Foto: Reprodução/ Netflix

A Netflix colocou no catálogo Eu Antes de Mim, drama indonésio dirigido e roteirizado por Ginatri S. Noer. O filme acompanha um adolescente que recebe uma tarefa escolar aparentemente simples: pesquisar a própria história familiar. O problema é que, ao procurar respostas, ele acaba encontrando lembranças que a própria família tentou deixar para trás.

A pesquisa começa como uma obrigação comum, mas rapidamente muda de rumo. Ao reunir histórias sobre seus parentes, o jovem percebe que existem lacunas na trajetória da família, principalmente quando o assunto envolve seu pai. A relação entre os dois já era marcada por afastamento e conversas que nunca chegaram ao fim, e o trabalho acaba abrindo espaço para perguntas que ficaram guardadas por muito tempo.

A partir daí, o filme acompanha uma tentativa de aproximação entre duas pessoas que vivem na mesma casa, mas parecem estar em momentos completamente diferentes. O adolescente quer entender quem é o pai por trás da figura distante que conheceu durante anos, enquanto o homem precisa encarar escolhas antigas e as consequências delas dentro da própria família.

Foto: Reprodução/ Netflix

Uma pesquisa escolar acaba revelando problemas que estavam escondidos dentro de casa

O ponto mais interessante de Eu Antes de Mim está na forma como uma situação cotidiana vira uma investigação pessoal. O protagonista não está procurando uma grande aventura ou um segredo extraordinário. Ele apenas tenta montar a história da família e acaba descobrindo que algumas respostas são mais complicadas do que imaginava.

O roteiro acompanha esse processo sem transformar a relação entre pai e filho em algo fácil de resolver. Existe mágoa, falta de diálogo e uma distância construída ao longo dos anos.
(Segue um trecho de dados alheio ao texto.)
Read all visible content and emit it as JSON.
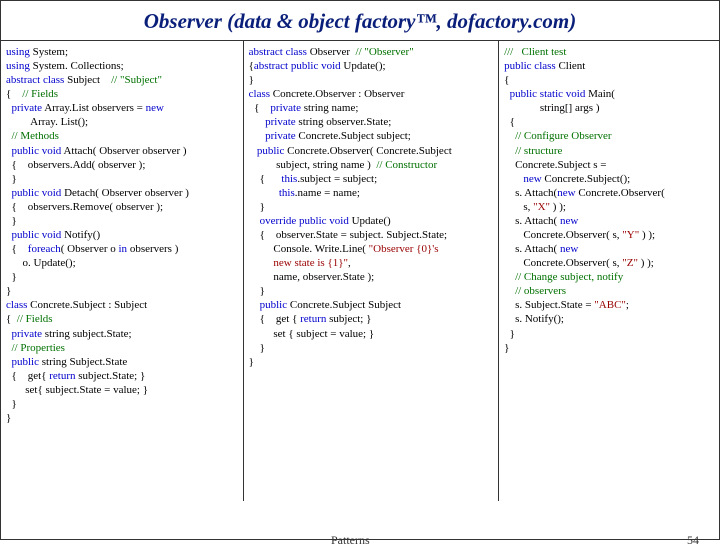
{
  "title": "Observer (data & object factory™, dofactory.com)",
  "footer": {
    "label": "Patterns",
    "page": "54"
  },
  "code": {
    "col1": [
      {
        "t": "using",
        "c": "kw"
      },
      {
        "t": " System;\n"
      },
      {
        "t": "using",
        "c": "kw"
      },
      {
        "t": " System. Collections;\n"
      },
      {
        "t": "abstract class",
        "c": "kw"
      },
      {
        "t": " Subject    "
      },
      {
        "t": "// \"Subject\"",
        "c": "cm"
      },
      {
        "t": "\n"
      },
      {
        "t": "{    "
      },
      {
        "t": "// Fields",
        "c": "cm"
      },
      {
        "t": "\n"
      },
      {
        "t": "  "
      },
      {
        "t": "private",
        "c": "kw"
      },
      {
        "t": " Array.List observers = "
      },
      {
        "t": "new",
        "c": "kw"
      },
      {
        "t": "\n"
      },
      {
        "t": "         Array. List();\n"
      },
      {
        "t": "  "
      },
      {
        "t": "// Methods",
        "c": "cm"
      },
      {
        "t": "\n"
      },
      {
        "t": "  "
      },
      {
        "t": "public void",
        "c": "kw"
      },
      {
        "t": " Attach( Observer observer )\n"
      },
      {
        "t": "  {    observers.Add( observer );\n"
      },
      {
        "t": "  }\n"
      },
      {
        "t": "  "
      },
      {
        "t": "public void",
        "c": "kw"
      },
      {
        "t": " Detach( Observer observer )\n"
      },
      {
        "t": "  {    observers.Remove( observer );\n"
      },
      {
        "t": "  }\n"
      },
      {
        "t": "  "
      },
      {
        "t": "public void",
        "c": "kw"
      },
      {
        "t": " Notify()\n"
      },
      {
        "t": "  {    "
      },
      {
        "t": "foreach",
        "c": "kw"
      },
      {
        "t": "( Observer o "
      },
      {
        "t": "in",
        "c": "kw"
      },
      {
        "t": " observers )\n"
      },
      {
        "t": "      o. Update();\n"
      },
      {
        "t": "  }\n"
      },
      {
        "t": "}\n"
      },
      {
        "t": "class",
        "c": "kw"
      },
      {
        "t": " Concrete.Subject : Subject\n"
      },
      {
        "t": "{  "
      },
      {
        "t": "// Fields",
        "c": "cm"
      },
      {
        "t": "\n"
      },
      {
        "t": "  "
      },
      {
        "t": "private",
        "c": "kw"
      },
      {
        "t": " string subject.State;\n"
      },
      {
        "t": "  "
      },
      {
        "t": "// Properties",
        "c": "cm"
      },
      {
        "t": "\n"
      },
      {
        "t": "  "
      },
      {
        "t": "public",
        "c": "kw"
      },
      {
        "t": " string Subject.State\n"
      },
      {
        "t": "  {    get{ "
      },
      {
        "t": "return",
        "c": "kw"
      },
      {
        "t": " subject.State; }\n"
      },
      {
        "t": "       set{ subject.State = value; }\n"
      },
      {
        "t": "  }\n"
      },
      {
        "t": "}\n"
      }
    ],
    "col2": [
      {
        "t": "abstract class",
        "c": "kw"
      },
      {
        "t": " Observer  "
      },
      {
        "t": "// \"Observer\"",
        "c": "cm"
      },
      {
        "t": "\n"
      },
      {
        "t": "{"
      },
      {
        "t": "abstract public void",
        "c": "kw"
      },
      {
        "t": " Update();\n"
      },
      {
        "t": "}\n"
      },
      {
        "t": "class",
        "c": "kw"
      },
      {
        "t": " Concrete.Observer : Observer\n"
      },
      {
        "t": "  {    "
      },
      {
        "t": "private",
        "c": "kw"
      },
      {
        "t": " string name;\n"
      },
      {
        "t": "      "
      },
      {
        "t": "private",
        "c": "kw"
      },
      {
        "t": " string observer.State;\n"
      },
      {
        "t": "      "
      },
      {
        "t": "private",
        "c": "kw"
      },
      {
        "t": " Concrete.Subject subject;\n"
      },
      {
        "t": "   "
      },
      {
        "t": "public",
        "c": "kw"
      },
      {
        "t": " Concrete.Observer( Concrete.Subject\n"
      },
      {
        "t": "          subject, string name )  "
      },
      {
        "t": "// Constructor",
        "c": "cm"
      },
      {
        "t": "\n"
      },
      {
        "t": "    {      "
      },
      {
        "t": "this",
        "c": "kw"
      },
      {
        "t": ".subject = subject;\n"
      },
      {
        "t": "           "
      },
      {
        "t": "this",
        "c": "kw"
      },
      {
        "t": ".name = name;\n"
      },
      {
        "t": "    }\n"
      },
      {
        "t": "    "
      },
      {
        "t": "override public void",
        "c": "kw"
      },
      {
        "t": " Update()\n"
      },
      {
        "t": "    {    observer.State = subject. Subject.State;\n"
      },
      {
        "t": "         Console. Write.Line( "
      },
      {
        "t": "\"Observer {0}'s",
        "c": "str"
      },
      {
        "t": "\n"
      },
      {
        "t": "         "
      },
      {
        "t": "new state is {1}\"",
        "c": "str"
      },
      {
        "t": ",\n"
      },
      {
        "t": "         name, observer.State );\n"
      },
      {
        "t": "    }\n"
      },
      {
        "t": "    "
      },
      {
        "t": "public",
        "c": "kw"
      },
      {
        "t": " Concrete.Subject Subject\n"
      },
      {
        "t": "    {    get { "
      },
      {
        "t": "return",
        "c": "kw"
      },
      {
        "t": " subject; }\n"
      },
      {
        "t": "         set { subject = value; }\n"
      },
      {
        "t": "    }\n"
      },
      {
        "t": "}\n"
      }
    ],
    "col3": [
      {
        "t": "///   Client test",
        "c": "cm"
      },
      {
        "t": "\n"
      },
      {
        "t": "public class",
        "c": "kw"
      },
      {
        "t": " Client\n"
      },
      {
        "t": "{\n"
      },
      {
        "t": "  "
      },
      {
        "t": "public static void",
        "c": "kw"
      },
      {
        "t": " Main(\n"
      },
      {
        "t": "             string[] args )\n"
      },
      {
        "t": "  {\n"
      },
      {
        "t": "    "
      },
      {
        "t": "// Configure Observer",
        "c": "cm"
      },
      {
        "t": "\n"
      },
      {
        "t": "    "
      },
      {
        "t": "// structure",
        "c": "cm"
      },
      {
        "t": "\n"
      },
      {
        "t": "    Concrete.Subject s =\n"
      },
      {
        "t": "       "
      },
      {
        "t": "new",
        "c": "kw"
      },
      {
        "t": " Concrete.Subject();\n"
      },
      {
        "t": "    s. Attach("
      },
      {
        "t": "new",
        "c": "kw"
      },
      {
        "t": " Concrete.Observer(\n"
      },
      {
        "t": "       s, "
      },
      {
        "t": "\"X\"",
        "c": "str"
      },
      {
        "t": " ) );\n"
      },
      {
        "t": "    s. Attach( "
      },
      {
        "t": "new",
        "c": "kw"
      },
      {
        "t": "\n"
      },
      {
        "t": "       Concrete.Observer( s, "
      },
      {
        "t": "\"Y\"",
        "c": "str"
      },
      {
        "t": " ) );\n"
      },
      {
        "t": "    s. Attach( "
      },
      {
        "t": "new",
        "c": "kw"
      },
      {
        "t": "\n"
      },
      {
        "t": "       Concrete.Observer( s, "
      },
      {
        "t": "\"Z\"",
        "c": "str"
      },
      {
        "t": " ) );\n"
      },
      {
        "t": "    "
      },
      {
        "t": "// Change subject, notify",
        "c": "cm"
      },
      {
        "t": "\n"
      },
      {
        "t": "    "
      },
      {
        "t": "// observers",
        "c": "cm"
      },
      {
        "t": "\n"
      },
      {
        "t": "    s. Subject.State = "
      },
      {
        "t": "\"ABC\"",
        "c": "str"
      },
      {
        "t": ";\n"
      },
      {
        "t": "    s. Notify();\n"
      },
      {
        "t": "  }\n"
      },
      {
        "t": "}\n"
      }
    ]
  }
}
O filme entende que alguns conflitos familiares não desaparecem depois de uma única conversa, principalmente quando envolvem sentimentos acumulados.

A produção também trabalha com a ideia de que cada pessoa guarda uma versão diferente dos acontecimentos. O adolescente conhece apenas o lado que viveu, mas ao ouvir outras histórias começa a perceber que o passado do pai é muito mais complexo do que parecia.
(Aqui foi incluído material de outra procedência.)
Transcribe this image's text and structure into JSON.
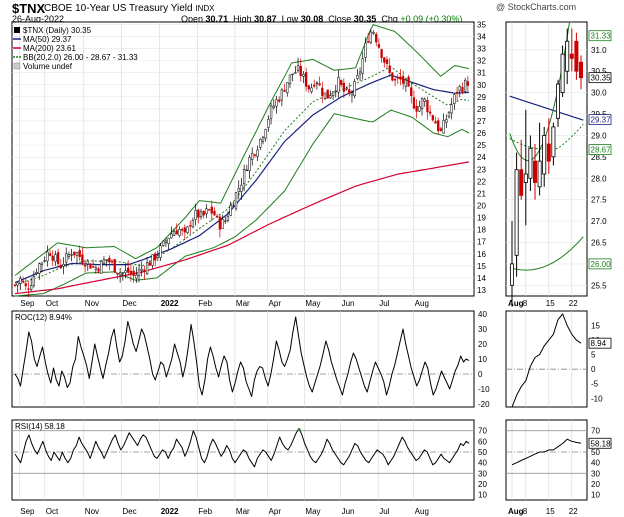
{
  "header": {
    "symbol": "$TNX",
    "full_name": "CBOE 10-Year US Treasury Yield",
    "exchange": "INDX",
    "date": "26-Aug-2022",
    "watermark": "@ StockCharts.com",
    "open_label": "Open",
    "open": "30.71",
    "high_label": "High",
    "high": "30.87",
    "low_label": "Low",
    "low": "30.08",
    "close_label": "Close",
    "close": "30.35",
    "chg_label": "Chg",
    "chg": "+0.09 (+0.30%)"
  },
  "colors": {
    "candle_up": "#000000",
    "candle_down": "#cc0000",
    "ma50": "#1a237e",
    "ma200": "#d50032",
    "bb": "#1e7d1e",
    "roc": "#000000",
    "rsi": "#000000",
    "tag_bg": "#ffffff"
  },
  "chart_data": [
    {
      "type": "candlestick",
      "title": "$TNX (Daily) 30.35",
      "legend": [
        {
          "label": "$TNX (Daily) 30.35",
          "color": "#000000"
        },
        {
          "label": "MA(50) 29.37",
          "color": "#1a237e"
        },
        {
          "label": "MA(200) 23.61",
          "color": "#d50032"
        },
        {
          "label": "BB(20,2.0) 26.00 - 28.67 - 31.33",
          "color": "#1e7d1e"
        },
        {
          "label": "Volume undef",
          "color": "#555555"
        }
      ],
      "x_ticks": [
        "Sep",
        "Oct",
        "Nov",
        "Dec",
        "2022",
        "Feb",
        "Mar",
        "Apr",
        "May",
        "Jun",
        "Jul",
        "Aug"
      ],
      "y_ticks": [
        "13",
        "14",
        "15",
        "16",
        "17",
        "18",
        "19",
        "20",
        "21",
        "22",
        "23",
        "24",
        "25",
        "26",
        "27",
        "28",
        "29",
        "30",
        "31",
        "32",
        "33",
        "34",
        "35"
      ],
      "ylim": [
        12.5,
        35.2
      ],
      "close_path": [
        [
          0,
          13.4
        ],
        [
          0.4,
          13.9
        ],
        [
          0.8,
          13.1
        ],
        [
          1.2,
          13.8
        ],
        [
          1.6,
          15.0
        ],
        [
          2.0,
          15.5
        ],
        [
          2.4,
          16.3
        ],
        [
          2.8,
          15.6
        ],
        [
          3.2,
          15.0
        ],
        [
          3.6,
          15.6
        ],
        [
          4.0,
          16.2
        ],
        [
          4.4,
          16.0
        ],
        [
          4.8,
          15.5
        ],
        [
          5.2,
          15.2
        ],
        [
          5.6,
          14.8
        ],
        [
          6.0,
          15.0
        ],
        [
          6.4,
          15.6
        ],
        [
          6.8,
          15.2
        ],
        [
          7.2,
          14.6
        ],
        [
          7.6,
          14.4
        ],
        [
          8.0,
          14.5
        ],
        [
          8.4,
          14.1
        ],
        [
          8.8,
          14.6
        ],
        [
          9.2,
          15.0
        ],
        [
          9.6,
          15.4
        ],
        [
          10.0,
          15.9
        ],
        [
          10.4,
          16.6
        ],
        [
          10.8,
          17.4
        ],
        [
          11.2,
          17.9
        ],
        [
          11.6,
          18.0
        ],
        [
          12.0,
          17.4
        ],
        [
          12.4,
          18.8
        ],
        [
          12.8,
          19.3
        ],
        [
          13.2,
          19.0
        ],
        [
          13.6,
          19.6
        ],
        [
          14.0,
          19.4
        ],
        [
          14.4,
          18.4
        ],
        [
          14.8,
          18.7
        ],
        [
          15.2,
          19.9
        ],
        [
          15.6,
          21.0
        ],
        [
          16.0,
          22.1
        ],
        [
          16.4,
          23.6
        ],
        [
          16.8,
          24.4
        ],
        [
          17.2,
          25.2
        ],
        [
          17.6,
          26.4
        ],
        [
          18.0,
          27.8
        ],
        [
          18.4,
          28.6
        ],
        [
          18.8,
          29.3
        ],
        [
          19.2,
          30.3
        ],
        [
          19.6,
          31.0
        ],
        [
          20.0,
          31.2
        ],
        [
          20.4,
          30.4
        ],
        [
          20.8,
          29.6
        ],
        [
          21.2,
          30.6
        ],
        [
          21.6,
          29.5
        ],
        [
          22.0,
          29.0
        ],
        [
          22.4,
          29.6
        ],
        [
          22.8,
          30.2
        ],
        [
          23.2,
          29.4
        ],
        [
          23.6,
          29.1
        ],
        [
          24.0,
          30.0
        ],
        [
          24.4,
          31.5
        ],
        [
          24.8,
          33.7
        ],
        [
          25.2,
          34.7
        ],
        [
          25.6,
          33.4
        ],
        [
          26.0,
          32.1
        ],
        [
          26.4,
          30.9
        ],
        [
          26.8,
          30.3
        ],
        [
          27.2,
          30.4
        ],
        [
          27.6,
          29.9
        ],
        [
          28.0,
          28.6
        ],
        [
          28.4,
          28.0
        ],
        [
          28.8,
          28.9
        ],
        [
          29.2,
          27.7
        ],
        [
          29.6,
          27.0
        ],
        [
          30.0,
          26.0
        ],
        [
          30.4,
          27.2
        ],
        [
          30.8,
          28.4
        ],
        [
          31.2,
          29.6
        ],
        [
          31.6,
          29.9
        ],
        [
          32.0,
          30.35
        ]
      ],
      "ma50_path": [
        [
          0,
          13.6
        ],
        [
          2,
          14.6
        ],
        [
          4,
          15.2
        ],
        [
          6,
          15.1
        ],
        [
          8,
          15.1
        ],
        [
          9,
          15.5
        ],
        [
          11,
          16.4
        ],
        [
          13,
          17.5
        ],
        [
          15,
          19.3
        ],
        [
          17,
          22.1
        ],
        [
          19,
          25.3
        ],
        [
          21,
          27.5
        ],
        [
          23,
          29.0
        ],
        [
          25,
          30.1
        ],
        [
          26.5,
          30.8
        ],
        [
          28,
          30.2
        ],
        [
          29.5,
          29.6
        ],
        [
          31,
          29.3
        ],
        [
          32,
          29.37
        ]
      ],
      "ma200_path": [
        [
          0,
          12.7
        ],
        [
          3,
          13.1
        ],
        [
          6,
          13.8
        ],
        [
          9,
          14.5
        ],
        [
          12,
          15.5
        ],
        [
          15,
          16.7
        ],
        [
          18,
          18.5
        ],
        [
          21,
          20.1
        ],
        [
          24,
          21.6
        ],
        [
          27,
          22.6
        ],
        [
          30,
          23.2
        ],
        [
          32,
          23.61
        ]
      ],
      "bb_upper_path": [
        [
          0,
          14.2
        ],
        [
          2,
          16.0
        ],
        [
          3,
          16.9
        ],
        [
          5,
          16.5
        ],
        [
          7,
          16.6
        ],
        [
          8.5,
          15.6
        ],
        [
          10,
          16.5
        ],
        [
          12,
          19.0
        ],
        [
          13,
          20.4
        ],
        [
          14.5,
          20.2
        ],
        [
          16,
          23.8
        ],
        [
          18,
          28.5
        ],
        [
          19.5,
          31.8
        ],
        [
          21,
          32.1
        ],
        [
          22.5,
          31.2
        ],
        [
          24,
          31.4
        ],
        [
          25.2,
          35.0
        ],
        [
          26.8,
          34.4
        ],
        [
          28.5,
          32.5
        ],
        [
          30,
          30.7
        ],
        [
          31,
          31.6
        ],
        [
          32,
          31.33
        ]
      ],
      "bb_middle_path": [
        [
          0,
          13.4
        ],
        [
          2,
          14.2
        ],
        [
          3.5,
          15.0
        ],
        [
          5,
          15.4
        ],
        [
          7,
          15.4
        ],
        [
          9,
          15.0
        ],
        [
          11,
          16.4
        ],
        [
          13,
          18.1
        ],
        [
          15,
          19.7
        ],
        [
          17,
          22.8
        ],
        [
          19,
          26.2
        ],
        [
          21,
          28.6
        ],
        [
          23,
          29.6
        ],
        [
          25,
          30.6
        ],
        [
          26.5,
          31.5
        ],
        [
          28,
          30.1
        ],
        [
          29.5,
          29.0
        ],
        [
          30.5,
          28.3
        ],
        [
          31.5,
          28.8
        ],
        [
          32,
          28.67
        ]
      ],
      "bb_lower_path": [
        [
          0,
          12.5
        ],
        [
          2,
          12.7
        ],
        [
          3.5,
          13.5
        ],
        [
          5,
          14.4
        ],
        [
          7,
          14.5
        ],
        [
          8.5,
          13.8
        ],
        [
          10,
          14.0
        ],
        [
          12,
          15.8
        ],
        [
          14,
          16.5
        ],
        [
          15.5,
          17.4
        ],
        [
          17,
          18.8
        ],
        [
          19,
          21.2
        ],
        [
          21,
          25.1
        ],
        [
          22.5,
          27.6
        ],
        [
          24,
          27.2
        ],
        [
          25.2,
          26.9
        ],
        [
          26.5,
          27.9
        ],
        [
          28,
          27.3
        ],
        [
          29.5,
          26.0
        ],
        [
          30.5,
          25.7
        ],
        [
          31.5,
          26.3
        ],
        [
          32,
          26.0
        ]
      ],
      "zoom_candles": [
        {
          "o": 25.5,
          "h": 27.0,
          "l": 25.0,
          "c": 26.0
        },
        {
          "o": 26.2,
          "h": 28.6,
          "l": 25.7,
          "c": 28.2
        },
        {
          "o": 28.2,
          "h": 28.9,
          "l": 27.5,
          "c": 27.6
        },
        {
          "o": 27.9,
          "h": 29.6,
          "l": 26.9,
          "c": 28.1
        },
        {
          "o": 28.0,
          "h": 29.0,
          "l": 27.7,
          "c": 28.7
        },
        {
          "o": 28.4,
          "h": 28.8,
          "l": 27.5,
          "c": 27.9
        },
        {
          "o": 27.8,
          "h": 29.3,
          "l": 27.6,
          "c": 28.4
        },
        {
          "o": 28.1,
          "h": 29.2,
          "l": 27.8,
          "c": 29.0
        },
        {
          "o": 28.8,
          "h": 29.4,
          "l": 28.1,
          "c": 28.4
        },
        {
          "o": 28.5,
          "h": 29.3,
          "l": 28.3,
          "c": 29.2
        },
        {
          "o": 29.4,
          "h": 30.3,
          "l": 29.2,
          "c": 30.2
        },
        {
          "o": 30.0,
          "h": 31.1,
          "l": 29.9,
          "c": 30.9
        },
        {
          "o": 30.5,
          "h": 31.5,
          "l": 30.2,
          "c": 31.2
        },
        {
          "o": 30.9,
          "h": 31.5,
          "l": 30.5,
          "c": 30.8
        },
        {
          "o": 31.2,
          "h": 31.4,
          "l": 30.3,
          "c": 30.5
        },
        {
          "o": 30.71,
          "h": 30.87,
          "l": 30.08,
          "c": 30.35
        }
      ],
      "zoom_x_ticks": [
        "Aug",
        "8",
        "15",
        "22"
      ],
      "zoom_y_ticks": [
        "25.5",
        "26.0",
        "26.5",
        "27.0",
        "27.5",
        "28.0",
        "28.5",
        "29.0",
        "29.5",
        "30.0",
        "30.5",
        "31.0"
      ],
      "zoom_tags": [
        {
          "value": "31.33",
          "color": "#1e7d1e"
        },
        {
          "value": "30.35",
          "color": "#000000"
        },
        {
          "value": "29.37",
          "color": "#1a237e"
        },
        {
          "value": "28.67",
          "color": "#1e7d1e"
        },
        {
          "value": "26.00",
          "color": "#1e7d1e"
        }
      ]
    },
    {
      "type": "line",
      "title": "ROC(12) 8.94%",
      "y_ticks": [
        "40",
        "30",
        "20",
        "10",
        "0",
        "-10",
        "-20"
      ],
      "ylim": [
        -22,
        42
      ],
      "zoom_y_ticks": [
        "15",
        "10",
        "5",
        "0",
        "-5",
        "-10"
      ],
      "zoom_ylim": [
        -13,
        20
      ],
      "tag": "8.94",
      "values": [
        0,
        -3,
        -8,
        4,
        15,
        28,
        22,
        10,
        5,
        12,
        18,
        8,
        0,
        -6,
        4,
        -4,
        -8,
        2,
        -2,
        -9,
        -6,
        5,
        10,
        25,
        18,
        12,
        6,
        -3,
        8,
        20,
        12,
        4,
        -3,
        6,
        14,
        24,
        30,
        18,
        8,
        12,
        22,
        35,
        28,
        20,
        15,
        22,
        30,
        26,
        18,
        10,
        0,
        -4,
        2,
        8,
        6,
        -2,
        4,
        10,
        20,
        14,
        8,
        -2,
        6,
        18,
        33,
        22,
        8,
        -8,
        -14,
        -4,
        10,
        18,
        12,
        4,
        -2,
        6,
        12,
        8,
        -4,
        -12,
        -6,
        2,
        8,
        4,
        -5,
        -10,
        -15,
        -4,
        2,
        5,
        4,
        -3,
        -8,
        0,
        10,
        22,
        16,
        8,
        5,
        10,
        16,
        28,
        38,
        26,
        14,
        6,
        -2,
        -8,
        -12,
        -6,
        0,
        6,
        14,
        22,
        16,
        8,
        2,
        -4,
        -9,
        -14,
        -6,
        0,
        8,
        14,
        10,
        4,
        -2,
        -8,
        -12,
        -5,
        2,
        8,
        4,
        0,
        -5,
        -14,
        -8,
        0,
        6,
        14,
        22,
        30,
        20,
        12,
        4,
        -2,
        -8,
        -4,
        2,
        8,
        4,
        -6,
        -14,
        -10,
        -4,
        2,
        -2,
        -6,
        -10,
        -4,
        2,
        6,
        12,
        8,
        10,
        8.94
      ],
      "zoom_values": [
        -13,
        -9,
        -6,
        -4,
        1,
        4,
        5,
        8,
        10,
        12,
        17,
        19,
        15,
        12,
        10,
        8.94
      ]
    },
    {
      "type": "line",
      "title": "RSI(14) 58.18",
      "y_ticks": [
        "70",
        "60",
        "50",
        "40",
        "30",
        "20",
        "10"
      ],
      "ylim": [
        5,
        80
      ],
      "zoom_y_ticks": [
        "70",
        "60",
        "50",
        "40",
        "30",
        "20",
        "10"
      ],
      "tag": "58.18",
      "values": [
        48,
        44,
        40,
        50,
        60,
        66,
        58,
        52,
        48,
        54,
        60,
        52,
        46,
        42,
        50,
        46,
        42,
        50,
        44,
        40,
        44,
        52,
        56,
        64,
        58,
        54,
        50,
        44,
        52,
        60,
        54,
        50,
        44,
        50,
        56,
        62,
        66,
        58,
        52,
        56,
        62,
        68,
        64,
        60,
        56,
        62,
        66,
        64,
        58,
        52,
        46,
        44,
        48,
        52,
        50,
        44,
        50,
        54,
        62,
        58,
        54,
        46,
        52,
        60,
        70,
        64,
        54,
        44,
        40,
        46,
        56,
        62,
        58,
        52,
        46,
        50,
        56,
        52,
        44,
        40,
        44,
        48,
        52,
        50,
        44,
        40,
        36,
        44,
        48,
        52,
        50,
        46,
        42,
        48,
        56,
        64,
        58,
        54,
        52,
        56,
        62,
        68,
        72,
        66,
        58,
        52,
        46,
        42,
        40,
        44,
        48,
        54,
        62,
        58,
        52,
        48,
        44,
        40,
        38,
        42,
        46,
        52,
        58,
        56,
        50,
        46,
        42,
        40,
        44,
        48,
        52,
        50,
        48,
        44,
        38,
        42,
        46,
        52,
        58,
        64,
        60,
        54,
        50,
        46,
        42,
        44,
        48,
        52,
        50,
        44,
        38,
        40,
        44,
        48,
        44,
        42,
        40,
        44,
        48,
        52,
        58,
        56,
        60,
        58.18
      ],
      "zoom_values": [
        38,
        40,
        42,
        44,
        46,
        48,
        50,
        50,
        52,
        52,
        55,
        58,
        62,
        60,
        59,
        58.18
      ]
    }
  ]
}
Por que o filme aposta em uma relação familiar tão complicada?

Diferente de dramas que apresentam grandes momentos de reconciliação, Eu Antes de Mim segue um caminho mais próximo da realidade. A aproximação entre os personagens acontece aos poucos, com pequenas descobertas e conversas que nem sempre terminam bem.

O filme observa principalmente aquilo que costuma acontecer dentro de muitas famílias: pessoas que se gostam, mas têm dificuldade para demonstrar sentimentos; parentes que convivem durante anos sem realmente conhecer a história uns dos outros; e conflitos que continuam existindo porque ninguém consegue dar o primeiro passo.

A direção de Ginatri S. Noer mantém o foco nos personagens e nas consequências emocionais das situações apresentadas. O interesse da história está menos no que acontece externamente e mais na forma como essas descobertas mudam a maneira como o jovem enxerga a própria família.

Quem está no elenco do novo drama da Netflix?

O elenco é liderado por Ringgo Agus Rahman, que interpreta o pai do protagonista. O ator constrói um personagem cheio de contradições, alguém que precisa lidar com erros do passado e com a dificuldade de se comunicar com o próprio filho.

O jovem Bima Sena interpreta o adolescente responsável por conduzir a história, vivendo um personagem que passa de uma simples curiosidade sobre a família para uma fase de descobertas pessoais.

Widuri Puteri também faz parte do elenco principal da produção.

O que esperar de Eu Antes de Mim?

O longa não segue o caminho de um drama familiar exagerado. A história trabalha com conflitos mais silenciosos, aqueles que aparecem em conversas interrompidas, mudanças de comportamento e lembranças que ninguém quer comentar.

Eu Antes de Mim usa uma atividade escolar como ponto de partida para falar sobre uma questão maior: até que ponto conhecer o passado das pessoas próximas pode mudar a forma como enxergamos elas no presente?